# Does more binding energy between nucleons in different elements as they have more nucleons mean the nuclear force between them is stronger?

My picture of fission is that the nuclear force is the centripetal force and the electrostatic is the centrifugal one and when some energy helps the electrostatic force the nucleus reacts with fission.What confuses me is the increment of binding energy as there are more nucleons in the core. Is that like every nucleon gives some energy to the other one when the two are binded together and so everyone can attract some other nucleon with more force(like bar magnets) but after iron atom there is so much electrostatic force to subtract from this centripetal force so the total binding energy is weaker?

Is that like every nucleon gives some energy to the other one when the two are binded together and so everyone can attract some other nucleon with more force(like bar magnets) but after iron atom there is so much electrostatic force to subtract from this centripetal force so the total binding energy is weaker?

Yes, this is basically the right idea. The strong nuclear force has a short range, so in a nucleus containing $$A$$ nucleons, the strong nuclear force contributes to the binding energy in proportion to $$A$$ rather than $$A^2$$. As a simple classical toy model, if you imagine the nucleus as a cluster of grapes, each grape might have, say, 6 neighbors, so the number of attractive interactions is $$6A$$.

The electrical force is long-range, so the number of pairs of particles interacting goes like $$Z^2$$. For large $$A$$ and $$Z$$, this grows faster than the nuclear contribution to the binding energy.

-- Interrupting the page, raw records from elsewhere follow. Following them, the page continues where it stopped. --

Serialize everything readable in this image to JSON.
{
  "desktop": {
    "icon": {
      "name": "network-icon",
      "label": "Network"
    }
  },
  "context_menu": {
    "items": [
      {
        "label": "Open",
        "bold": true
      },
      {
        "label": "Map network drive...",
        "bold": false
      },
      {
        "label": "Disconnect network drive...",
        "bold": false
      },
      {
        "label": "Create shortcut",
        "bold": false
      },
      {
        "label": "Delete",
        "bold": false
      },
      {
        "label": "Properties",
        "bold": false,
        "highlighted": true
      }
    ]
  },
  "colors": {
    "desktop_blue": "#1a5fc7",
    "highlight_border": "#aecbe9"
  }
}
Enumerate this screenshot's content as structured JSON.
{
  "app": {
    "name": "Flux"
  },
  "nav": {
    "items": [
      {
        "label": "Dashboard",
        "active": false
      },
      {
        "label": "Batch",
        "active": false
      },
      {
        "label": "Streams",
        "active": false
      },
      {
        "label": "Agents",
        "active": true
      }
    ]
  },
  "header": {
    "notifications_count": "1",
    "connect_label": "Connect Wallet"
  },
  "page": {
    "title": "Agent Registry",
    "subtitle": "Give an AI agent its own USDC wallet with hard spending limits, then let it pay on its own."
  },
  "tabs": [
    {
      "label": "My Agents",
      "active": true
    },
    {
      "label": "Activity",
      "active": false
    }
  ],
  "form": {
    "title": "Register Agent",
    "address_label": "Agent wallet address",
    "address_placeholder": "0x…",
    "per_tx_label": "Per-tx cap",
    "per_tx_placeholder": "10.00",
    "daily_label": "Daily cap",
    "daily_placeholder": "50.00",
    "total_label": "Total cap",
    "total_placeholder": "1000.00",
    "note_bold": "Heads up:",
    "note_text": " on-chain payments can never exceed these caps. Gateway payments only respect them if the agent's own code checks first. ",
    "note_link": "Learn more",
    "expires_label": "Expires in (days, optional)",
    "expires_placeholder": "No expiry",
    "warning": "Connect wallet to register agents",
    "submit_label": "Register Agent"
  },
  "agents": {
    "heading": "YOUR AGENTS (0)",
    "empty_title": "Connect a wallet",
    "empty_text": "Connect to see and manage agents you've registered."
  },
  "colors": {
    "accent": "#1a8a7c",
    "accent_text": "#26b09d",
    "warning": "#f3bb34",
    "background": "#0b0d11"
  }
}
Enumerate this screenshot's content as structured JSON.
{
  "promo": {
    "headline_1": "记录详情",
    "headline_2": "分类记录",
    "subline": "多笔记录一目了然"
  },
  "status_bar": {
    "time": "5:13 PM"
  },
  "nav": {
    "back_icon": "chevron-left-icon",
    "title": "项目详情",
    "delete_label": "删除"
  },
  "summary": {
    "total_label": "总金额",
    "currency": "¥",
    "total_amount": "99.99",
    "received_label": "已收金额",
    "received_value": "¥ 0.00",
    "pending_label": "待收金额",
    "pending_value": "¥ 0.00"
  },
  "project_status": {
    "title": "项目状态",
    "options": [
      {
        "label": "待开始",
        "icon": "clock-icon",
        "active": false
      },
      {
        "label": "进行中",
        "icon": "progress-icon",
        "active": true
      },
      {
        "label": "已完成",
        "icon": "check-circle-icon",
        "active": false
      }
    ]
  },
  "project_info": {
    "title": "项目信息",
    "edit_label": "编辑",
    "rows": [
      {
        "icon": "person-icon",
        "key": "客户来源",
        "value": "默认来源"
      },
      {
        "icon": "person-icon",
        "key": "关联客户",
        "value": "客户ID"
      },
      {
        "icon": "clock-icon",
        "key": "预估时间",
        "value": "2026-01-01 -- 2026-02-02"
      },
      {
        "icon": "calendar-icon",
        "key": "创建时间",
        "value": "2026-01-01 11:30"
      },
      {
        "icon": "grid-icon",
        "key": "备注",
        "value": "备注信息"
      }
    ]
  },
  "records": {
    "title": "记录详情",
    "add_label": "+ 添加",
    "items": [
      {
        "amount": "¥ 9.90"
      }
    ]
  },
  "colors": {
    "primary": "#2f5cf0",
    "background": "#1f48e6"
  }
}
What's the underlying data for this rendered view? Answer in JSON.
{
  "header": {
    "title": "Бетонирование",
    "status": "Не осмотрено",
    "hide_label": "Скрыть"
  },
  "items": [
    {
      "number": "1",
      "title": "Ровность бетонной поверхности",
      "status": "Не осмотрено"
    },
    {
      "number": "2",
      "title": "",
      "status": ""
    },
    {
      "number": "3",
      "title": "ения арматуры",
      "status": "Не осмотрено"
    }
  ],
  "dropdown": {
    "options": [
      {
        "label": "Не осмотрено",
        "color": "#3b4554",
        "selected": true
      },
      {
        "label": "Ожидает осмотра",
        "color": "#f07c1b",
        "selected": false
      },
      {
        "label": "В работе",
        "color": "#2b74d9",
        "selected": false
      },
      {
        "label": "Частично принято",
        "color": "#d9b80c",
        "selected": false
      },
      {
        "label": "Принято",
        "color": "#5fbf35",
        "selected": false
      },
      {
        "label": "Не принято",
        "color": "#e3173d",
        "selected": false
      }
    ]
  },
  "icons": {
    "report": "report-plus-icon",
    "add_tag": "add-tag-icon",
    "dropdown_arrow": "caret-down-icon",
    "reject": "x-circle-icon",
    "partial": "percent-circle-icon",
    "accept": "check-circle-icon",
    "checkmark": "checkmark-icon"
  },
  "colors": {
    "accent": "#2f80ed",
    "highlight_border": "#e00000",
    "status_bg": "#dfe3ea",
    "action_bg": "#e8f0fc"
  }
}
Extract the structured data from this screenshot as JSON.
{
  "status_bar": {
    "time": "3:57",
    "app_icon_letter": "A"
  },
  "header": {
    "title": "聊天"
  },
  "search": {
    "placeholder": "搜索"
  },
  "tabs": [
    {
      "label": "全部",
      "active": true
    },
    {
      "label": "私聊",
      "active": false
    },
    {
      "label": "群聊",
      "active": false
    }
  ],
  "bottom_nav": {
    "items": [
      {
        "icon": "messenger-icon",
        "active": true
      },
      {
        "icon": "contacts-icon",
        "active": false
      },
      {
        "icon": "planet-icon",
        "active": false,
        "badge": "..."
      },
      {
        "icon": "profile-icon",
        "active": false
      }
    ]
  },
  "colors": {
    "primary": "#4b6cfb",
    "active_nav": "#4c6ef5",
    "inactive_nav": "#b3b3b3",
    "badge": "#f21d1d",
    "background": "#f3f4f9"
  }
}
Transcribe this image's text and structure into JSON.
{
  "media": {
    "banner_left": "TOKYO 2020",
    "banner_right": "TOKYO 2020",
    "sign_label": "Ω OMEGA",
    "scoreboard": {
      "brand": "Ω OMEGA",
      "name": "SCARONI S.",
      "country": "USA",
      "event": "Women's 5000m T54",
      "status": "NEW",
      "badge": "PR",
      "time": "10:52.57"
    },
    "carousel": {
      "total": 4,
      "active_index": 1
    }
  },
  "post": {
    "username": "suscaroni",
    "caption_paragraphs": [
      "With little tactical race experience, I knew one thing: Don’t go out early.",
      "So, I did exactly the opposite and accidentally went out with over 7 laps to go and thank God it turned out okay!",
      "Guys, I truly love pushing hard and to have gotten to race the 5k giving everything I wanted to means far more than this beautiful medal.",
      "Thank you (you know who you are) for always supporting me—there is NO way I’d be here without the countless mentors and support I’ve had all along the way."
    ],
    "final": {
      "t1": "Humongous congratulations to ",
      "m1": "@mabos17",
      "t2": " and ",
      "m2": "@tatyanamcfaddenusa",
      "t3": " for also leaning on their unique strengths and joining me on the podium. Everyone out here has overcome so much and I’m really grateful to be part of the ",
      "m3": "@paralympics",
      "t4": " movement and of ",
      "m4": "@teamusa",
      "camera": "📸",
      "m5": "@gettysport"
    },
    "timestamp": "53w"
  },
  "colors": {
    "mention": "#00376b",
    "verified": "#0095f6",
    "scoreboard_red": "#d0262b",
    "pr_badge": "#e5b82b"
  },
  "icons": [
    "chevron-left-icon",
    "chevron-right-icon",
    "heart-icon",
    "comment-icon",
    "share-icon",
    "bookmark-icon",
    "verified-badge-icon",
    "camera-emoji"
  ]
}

To see this more quantitatively, try graphing the liquid drop energy in a utility like desmos. Put in $$Z\approx A/2$$, and divide the whole thing by $$A$$ so that you're graphing the binding energy per nucleon rather than the total binding energy. You will see that it maxes out at around $$A=50$$, which is basically iron.

My picture of fission is that the nuclear force is the centripetal force and the electrostatic is the centrifugal one and when some energy helps the electrostatic force the nucleus reacts with fission.

The words "centripetal" and "centrifugal" have connotations of circular motion, which are not correct here. And binding energies relate to thing like beta decay and fusion as well, not just fission.

Does more binding energy between nucleons in different elements as they have more nucleons mean the nuclear force between them is stronger?

It's not really clear what you mean by this or how this relates to your question. In the model described above, the strength of the nuclear binding between any pair of nucleons, if they're within range, is constant, not varying.